This is according to Gugu Mjadu, spokesperson for the 2019 Entrepreneur of the Year competition, who refers to a report published by Barclays and the Female Founders Forum, which found that men are 86 percent more likely to access venture capital investment than women.
“Yet global research shows us that women tend to do better with the business finance they get,” says Mjadu, citing a recent US study by Boston Consulting Group, which found that while women generally receive less finance, they produce more revenue per dollar funded.
One local female entrepreneur, who has first-hand experience with the challenge of raising capital, is Phillipa Geard, chief executive and founder of RecruitMyMom, and a previous Entrepreneur of the Year competition category winner.
“There are companies and investors who have capital to invest, but the right information is hard to find, especially for women, who, unfortunately, tend to be less connected than men are in this regard.”
Geard admits that she was unfamiliar with the whole concept of business finance at the start of her entrepreneurial journey. “I had no idea where to start looking for capital to start a business. I just had an idea and never thought about the fact that raising capital was an option. As women, we are often risk averse, so anything requiring risk felt scary.”
To help other aspiring female entrepreneurs, Mjadu offers the following tips on how to gain access to business finance:
1. You'll never get business finance if you don't apply. A major contributing factor to the gender funding gap, is the mere fact that not enough women apply for capital, says Mjadu. “Women tend to be more risk averse than men, which is not necessarily a bad thing.

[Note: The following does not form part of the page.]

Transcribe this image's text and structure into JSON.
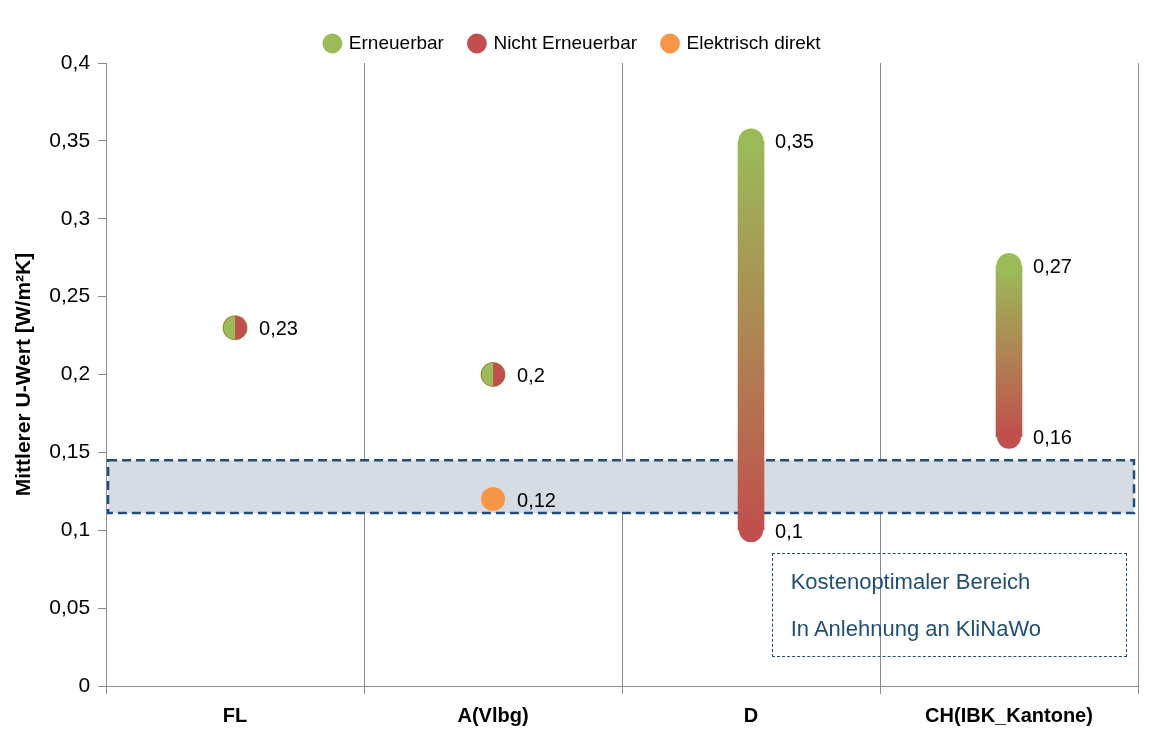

However, this risk prevents female entrepreneurs from taking the first step and applying for capital, which can limit the growth of an otherwise thriving business.”
2. Explore all possible funding avenues. “Whether it be through savings, business loans, financial grants or support from family or friends, it is important to explore all your options and identify the best funding avenue for you and your business,” says Mjadu.
“There is no one-size-fits-all when it comes to financing a business, and you'll need to do research and talk to other entrepreneurs to find out what's out there.”
3. Network, network, network! Mjadu urges women to get out there and connect with other business owners and potential financiers. Echoing this sentiment, Geard says any exposure is helpful. “Start networking so you can find out who to speak to about access to business finance.”